Wenn der Sattel unten ist und man Bewegungsfreiheit hat ist die Wahrscheinlichkeit sich zu überschlagen mit nem niedrigen Cockpit geringer. 

@manuel123:
Fahr wo es sich für dich anbietet, halt in dem Gelände wo du Probleme hast, mit Sattel unten. Bei Steinen oder Mulden an denen man sich ggf. aufhängen konnte musste schnell und aktiv mim Körper arbeiten, sprich das Vorderrad entlasten wenn es auf den Stein/die Mulde trifft. Dann aber nicht mim Arsch zu weit hinten bleiben sondern möglichst schnell wieder Gewicht aufs Vorderrad (Körper nach vorne), damit du wieder Kontrolle hast. 
Bei kleineren Sachen kann das im Prinzip so eine Art Bunnyhopbewegung ohne wirkliches Abspringen sein. 

grüße,
Jan


----------



## MalibuDeo (5. Juni 2010)

http://de.wikipedia.org/wiki/Rotation_(Physik)
wenn du nicht bremst, sollte auch nichts passieren, da die rotationskraft das gleichgewicht für dich hält


----------



## -SHREDDER- (5. Juni 2010)

jan84 schrieb:


> Wenn der Sattel unten ist und man Bewegungsfreiheit hat ist die Wahrscheinlichkeit sich zu überschlagen mit nem niedrigen Cockpit geringer.



Ähm, bitte?! Wie meinen?! Das ist nicht Dein ernst, oder?


----------



## Kettenglied (5. Juni 2010)

MalibuDeo schrieb:


> http://de.wikipedia.org/wiki/Rotation_%28Physik%29
> wenn du nicht bremst, sollte auch nichts passieren, da die rotationskraft das gleichgewicht für dich hält



Jaja, passt schon....


----------



## Freizeit-biker (5. Juni 2010)

-SHREDDER- schrieb:


> Ähm, bitte?! Wie meinen?! Das ist nicht Dein ernst, oder?


Doooch, voller Ernst. 
Die hohe Front gibt nur das Gefühl von Sicherheit.
Schreddern ist nicht biken.
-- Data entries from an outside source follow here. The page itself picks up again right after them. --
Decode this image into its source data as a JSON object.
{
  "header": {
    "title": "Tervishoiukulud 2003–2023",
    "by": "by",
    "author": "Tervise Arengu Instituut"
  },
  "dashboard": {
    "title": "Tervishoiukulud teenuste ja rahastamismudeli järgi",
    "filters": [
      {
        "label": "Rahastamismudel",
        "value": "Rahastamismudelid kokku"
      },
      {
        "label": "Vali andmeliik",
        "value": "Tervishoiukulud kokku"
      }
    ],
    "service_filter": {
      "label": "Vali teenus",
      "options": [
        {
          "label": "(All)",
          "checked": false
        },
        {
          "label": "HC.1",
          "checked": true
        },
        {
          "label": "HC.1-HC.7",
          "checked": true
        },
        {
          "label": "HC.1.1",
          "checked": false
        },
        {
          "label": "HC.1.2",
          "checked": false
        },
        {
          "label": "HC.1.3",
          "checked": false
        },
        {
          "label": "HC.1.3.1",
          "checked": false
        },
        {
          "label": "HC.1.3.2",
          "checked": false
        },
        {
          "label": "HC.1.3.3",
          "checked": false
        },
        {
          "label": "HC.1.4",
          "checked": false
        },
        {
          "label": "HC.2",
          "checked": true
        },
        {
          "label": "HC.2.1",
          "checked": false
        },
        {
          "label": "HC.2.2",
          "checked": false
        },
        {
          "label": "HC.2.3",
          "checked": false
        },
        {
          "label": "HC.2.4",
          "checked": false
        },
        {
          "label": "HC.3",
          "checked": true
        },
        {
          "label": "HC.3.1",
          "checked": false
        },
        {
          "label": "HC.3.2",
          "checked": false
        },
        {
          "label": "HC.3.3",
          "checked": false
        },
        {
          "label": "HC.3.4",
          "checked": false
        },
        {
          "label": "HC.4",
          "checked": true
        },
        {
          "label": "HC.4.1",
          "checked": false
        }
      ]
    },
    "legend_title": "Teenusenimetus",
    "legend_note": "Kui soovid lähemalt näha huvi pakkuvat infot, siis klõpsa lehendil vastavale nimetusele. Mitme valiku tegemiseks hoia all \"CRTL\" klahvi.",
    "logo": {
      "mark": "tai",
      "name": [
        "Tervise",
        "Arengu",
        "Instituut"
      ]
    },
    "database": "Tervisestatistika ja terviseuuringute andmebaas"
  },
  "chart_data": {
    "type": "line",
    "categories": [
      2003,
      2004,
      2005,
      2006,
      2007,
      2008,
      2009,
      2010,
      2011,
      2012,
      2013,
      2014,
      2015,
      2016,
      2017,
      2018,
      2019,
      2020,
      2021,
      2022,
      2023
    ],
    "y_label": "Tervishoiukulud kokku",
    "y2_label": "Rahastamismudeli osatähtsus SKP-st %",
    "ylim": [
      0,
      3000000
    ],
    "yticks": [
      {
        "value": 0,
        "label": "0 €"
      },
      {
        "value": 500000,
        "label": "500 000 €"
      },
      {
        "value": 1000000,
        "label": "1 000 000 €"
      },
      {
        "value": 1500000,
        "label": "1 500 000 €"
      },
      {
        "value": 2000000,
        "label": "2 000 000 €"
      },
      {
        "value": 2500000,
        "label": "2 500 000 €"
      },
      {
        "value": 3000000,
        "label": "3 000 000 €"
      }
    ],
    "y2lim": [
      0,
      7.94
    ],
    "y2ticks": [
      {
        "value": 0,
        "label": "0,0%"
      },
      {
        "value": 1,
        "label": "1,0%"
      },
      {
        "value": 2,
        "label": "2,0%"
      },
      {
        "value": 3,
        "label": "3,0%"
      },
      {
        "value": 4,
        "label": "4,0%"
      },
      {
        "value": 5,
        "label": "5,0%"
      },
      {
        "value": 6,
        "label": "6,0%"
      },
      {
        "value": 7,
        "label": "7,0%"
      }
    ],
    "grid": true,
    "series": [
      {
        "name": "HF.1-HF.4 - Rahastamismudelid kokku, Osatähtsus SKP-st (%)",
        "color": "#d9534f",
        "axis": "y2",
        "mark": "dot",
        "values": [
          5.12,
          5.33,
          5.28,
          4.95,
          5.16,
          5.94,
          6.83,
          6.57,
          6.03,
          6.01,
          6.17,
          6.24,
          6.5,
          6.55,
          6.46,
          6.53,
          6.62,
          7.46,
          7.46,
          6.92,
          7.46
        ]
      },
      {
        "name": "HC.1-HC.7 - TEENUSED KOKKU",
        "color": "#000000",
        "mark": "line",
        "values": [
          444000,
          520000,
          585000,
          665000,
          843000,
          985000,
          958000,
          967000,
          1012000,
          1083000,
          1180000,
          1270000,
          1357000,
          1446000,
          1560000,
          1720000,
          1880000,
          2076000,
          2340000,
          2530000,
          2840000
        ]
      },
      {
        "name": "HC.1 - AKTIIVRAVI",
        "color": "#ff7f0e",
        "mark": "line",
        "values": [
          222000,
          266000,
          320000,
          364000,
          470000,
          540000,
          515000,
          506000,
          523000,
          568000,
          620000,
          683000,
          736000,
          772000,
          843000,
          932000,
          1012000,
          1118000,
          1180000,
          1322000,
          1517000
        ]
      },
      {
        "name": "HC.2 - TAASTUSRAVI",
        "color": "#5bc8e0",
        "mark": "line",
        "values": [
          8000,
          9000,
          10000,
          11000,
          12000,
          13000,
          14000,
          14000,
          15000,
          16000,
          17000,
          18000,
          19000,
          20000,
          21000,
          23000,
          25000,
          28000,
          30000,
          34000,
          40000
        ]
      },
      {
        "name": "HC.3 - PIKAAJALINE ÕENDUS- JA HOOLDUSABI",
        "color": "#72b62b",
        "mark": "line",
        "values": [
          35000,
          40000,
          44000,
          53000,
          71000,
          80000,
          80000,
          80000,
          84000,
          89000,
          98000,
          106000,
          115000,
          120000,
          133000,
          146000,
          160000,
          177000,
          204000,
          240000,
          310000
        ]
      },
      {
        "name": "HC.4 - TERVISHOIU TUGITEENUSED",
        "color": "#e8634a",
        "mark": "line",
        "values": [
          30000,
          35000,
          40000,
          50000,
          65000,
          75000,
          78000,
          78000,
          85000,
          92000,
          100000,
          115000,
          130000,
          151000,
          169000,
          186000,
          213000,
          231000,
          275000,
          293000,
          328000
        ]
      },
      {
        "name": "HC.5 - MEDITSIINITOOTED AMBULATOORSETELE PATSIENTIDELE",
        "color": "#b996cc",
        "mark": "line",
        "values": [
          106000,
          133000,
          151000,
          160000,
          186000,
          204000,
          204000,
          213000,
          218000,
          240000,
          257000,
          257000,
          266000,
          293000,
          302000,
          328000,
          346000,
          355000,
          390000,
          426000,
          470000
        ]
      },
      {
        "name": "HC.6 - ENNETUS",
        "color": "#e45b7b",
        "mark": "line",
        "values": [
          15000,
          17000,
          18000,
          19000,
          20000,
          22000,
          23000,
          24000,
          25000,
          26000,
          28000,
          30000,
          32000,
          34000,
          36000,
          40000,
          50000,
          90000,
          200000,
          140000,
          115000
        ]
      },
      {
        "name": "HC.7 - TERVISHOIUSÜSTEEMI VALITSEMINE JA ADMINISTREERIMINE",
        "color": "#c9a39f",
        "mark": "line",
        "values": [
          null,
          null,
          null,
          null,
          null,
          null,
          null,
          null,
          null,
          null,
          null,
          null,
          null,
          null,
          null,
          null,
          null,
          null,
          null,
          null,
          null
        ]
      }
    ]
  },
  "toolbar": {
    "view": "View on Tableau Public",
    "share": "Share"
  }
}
Da gibts noch ein paar andere Techniken.
Der tiefe Schwerpunkt machts aus.


----------



## Kettenglied (5. Juni 2010)

Ja, aber das die größere Bewegungsfreiheit wegen des abgesenkten Sattels die Wahrscheinlichkeit über den Lenker zu gehen erhöht.....
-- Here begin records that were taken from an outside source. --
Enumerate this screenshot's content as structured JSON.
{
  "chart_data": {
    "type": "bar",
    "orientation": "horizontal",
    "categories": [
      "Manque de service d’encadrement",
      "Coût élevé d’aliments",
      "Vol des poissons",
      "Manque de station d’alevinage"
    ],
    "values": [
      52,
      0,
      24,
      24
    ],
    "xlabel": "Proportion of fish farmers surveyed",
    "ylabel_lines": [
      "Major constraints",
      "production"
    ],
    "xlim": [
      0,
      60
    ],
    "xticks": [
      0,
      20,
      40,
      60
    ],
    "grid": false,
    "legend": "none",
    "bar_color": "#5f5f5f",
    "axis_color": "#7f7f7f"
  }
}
Du sagst doch selbst das ein tieferer Schwerpunkt das Wahre ist. Und der Schwerpunkt ist nunmal tiefer wenn man den Sattel absenkt. Da kann die Front so hoch sein wie sie will. Man sitzt ja nicht auf dem Lenker.
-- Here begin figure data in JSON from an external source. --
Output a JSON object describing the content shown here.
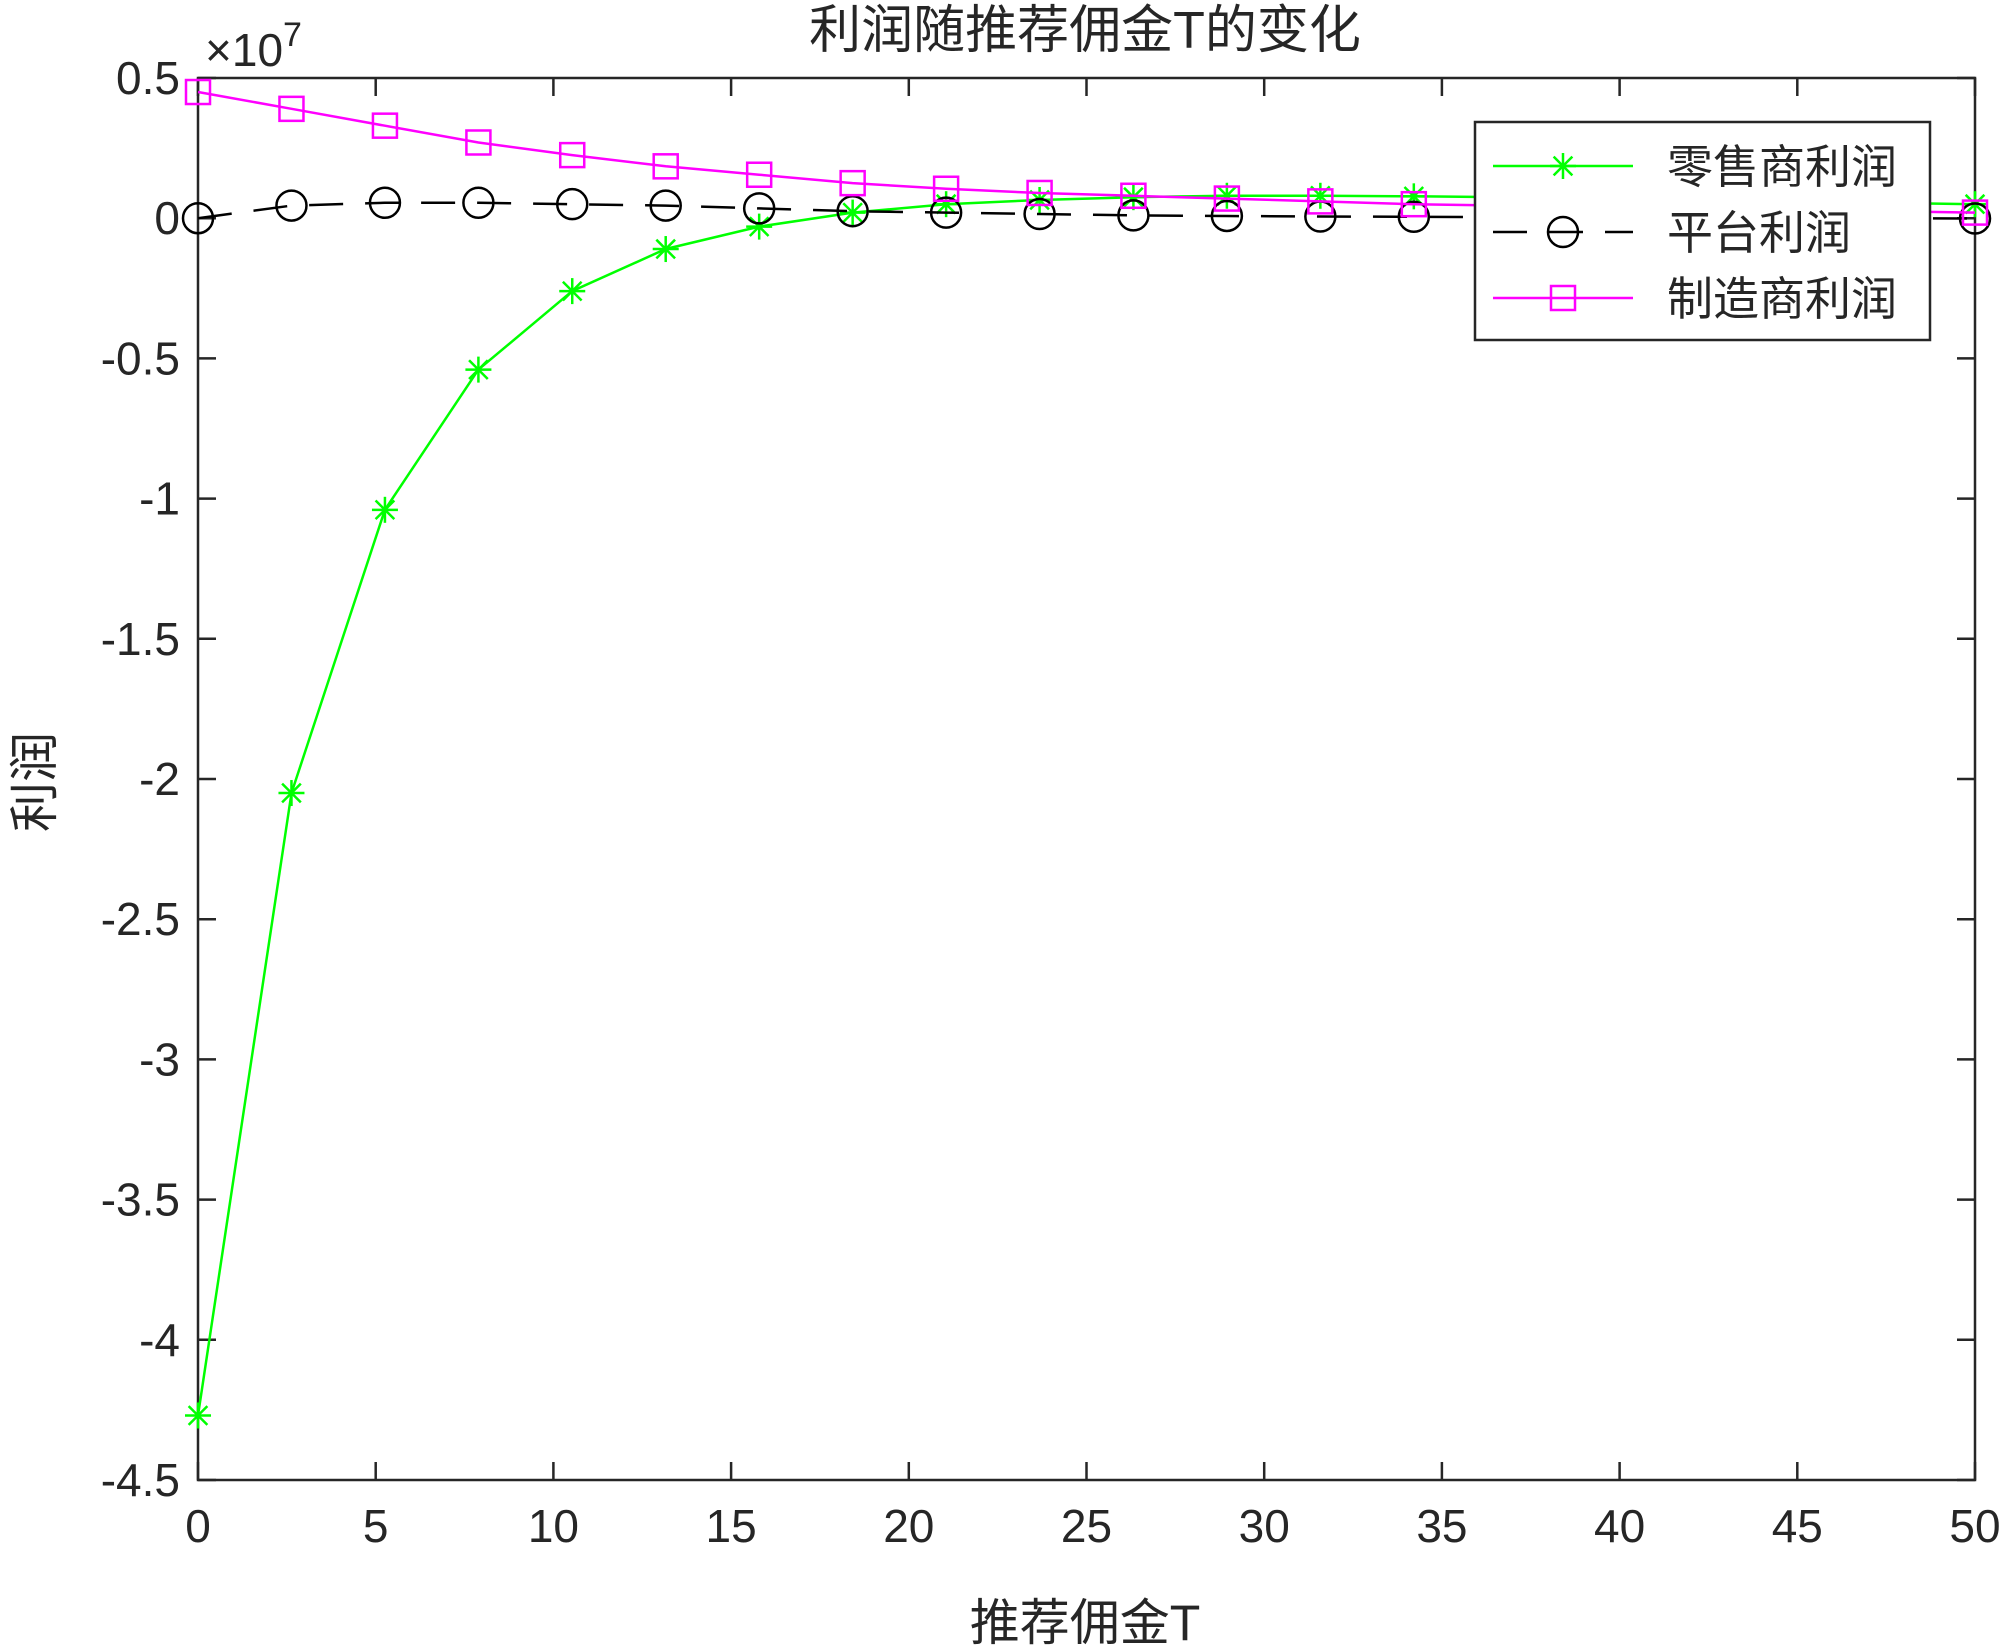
{
  "chart_data": {
    "type": "line",
    "title": "利润随推荐佣金T的变化",
    "xlabel": "推荐佣金T",
    "ylabel": "利润",
    "y_exponent_label": {
      "base": "×10",
      "exp": "7"
    },
    "xlim": [
      0,
      50
    ],
    "ylim": [
      -4.5,
      0.5
    ],
    "x_ticks": [
      0,
      5,
      10,
      15,
      20,
      25,
      30,
      35,
      40,
      45,
      50
    ],
    "y_ticks": [
      0.5,
      0,
      -0.5,
      -1,
      -1.5,
      -2,
      -2.5,
      -3,
      -3.5,
      -4,
      -4.5
    ],
    "x_tick_labels": [
      "0",
      "5",
      "10",
      "15",
      "20",
      "25",
      "30",
      "35",
      "40",
      "45",
      "50"
    ],
    "y_tick_labels": [
      "0.5",
      "0",
      "-0.5",
      "-1",
      "-1.5",
      "-2",
      "-2.5",
      "-3",
      "-3.5",
      "-4",
      "-4.5"
    ],
    "grid": false,
    "legend_position": "top-right",
    "x": [
      0,
      2.63,
      5.26,
      7.89,
      10.53,
      13.16,
      15.79,
      18.42,
      21.05,
      23.68,
      26.32,
      28.95,
      31.58,
      34.21,
      36.84,
      39.47,
      42.11,
      44.74,
      47.37,
      50
    ],
    "series": [
      {
        "name": "零售商利润",
        "color": "#00ff00",
        "marker": "asterisk",
        "line": "solid",
        "values": [
          -4.27,
          -2.05,
          -1.04,
          -0.54,
          -0.26,
          -0.11,
          -0.03,
          0.02,
          0.05,
          0.065,
          0.075,
          0.08,
          0.08,
          0.078,
          0.075,
          0.07,
          0.065,
          0.06,
          0.055,
          0.05
        ]
      },
      {
        "name": "平台利润",
        "color": "#000000",
        "marker": "circle",
        "line": "dashed",
        "values": [
          0.0,
          0.045,
          0.055,
          0.055,
          0.05,
          0.045,
          0.035,
          0.025,
          0.02,
          0.015,
          0.01,
          0.008,
          0.006,
          0.005,
          0.004,
          0.003,
          0.002,
          0.001,
          0.0,
          -0.001
        ]
      },
      {
        "name": "制造商利润",
        "color": "#ff00ff",
        "marker": "square",
        "line": "solid",
        "values": [
          0.45,
          0.39,
          0.33,
          0.27,
          0.225,
          0.185,
          0.155,
          0.125,
          0.105,
          0.09,
          0.08,
          0.07,
          0.06,
          0.05,
          0.045,
          0.04,
          0.035,
          0.03,
          0.025,
          0.02
        ]
      }
    ]
  }
}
Überleg mal was passieren würde wenn du dir ein kleineres VR einbauen würdest. Sagen wir mal halb so groß im Durchmesser. Da rutscht man ganz automatisch nach vorne über den Lenker.


----------



## MTB-News.de




----------



## Focusracer (5. Juni 2010)

Vielleicht Bist du mit deinem körper zu nach am lenker.
Dafür muss du deinen sattel nachhinten drücken. Die zwei schrauben aufdrehen (hängt von deiner sattelstütz ab) und nachhinten schieben. dann ist dein körper weiter von lenker entfernt.
Wenn das alles nichts nützt muss du dein vorbau ändern.
Deine fahrtechnik kannst du beim berg abfahren ohne das du rüber fällst deinen bauch hinter dem sattel stellen. da fliegst du bestimmt nicht rüber ;D

MFG Focusracer


----------



## Deleted138492 (5. Juni 2010)

Wenn bei wirklich steilen Abhängen Hindernisse auftreten: Sattel runter (vorher erledigen natürlich), Arsch hinter den Sattel (nicht zu weit, sonst gibt man dem Begriff Bremsbacken eine neue Bedeutung), Vorder- sowie Hinterradbremse *dosiert* einsetzen, wenn das Hindernis kommt, Arme locker lassen, nicht verkrampfen und die VR-Bremse lösen, damit man besser drüberrollen kann, gegebenenfalls auch das VR anheben. So kommt man mit jedem Rad runter, ohne großartig was am Cockpit ändern zu müssen.


----------



## jan84 (5. Juni 2010)

Kettenglied schrieb:


> [...] Und der Schwerpunkt ist nunmal tiefer wenn man den Sattel absenkt. Da kann die Front so hoch sein wie sie will. Man sitzt ja nicht auf dem Lenker.[...]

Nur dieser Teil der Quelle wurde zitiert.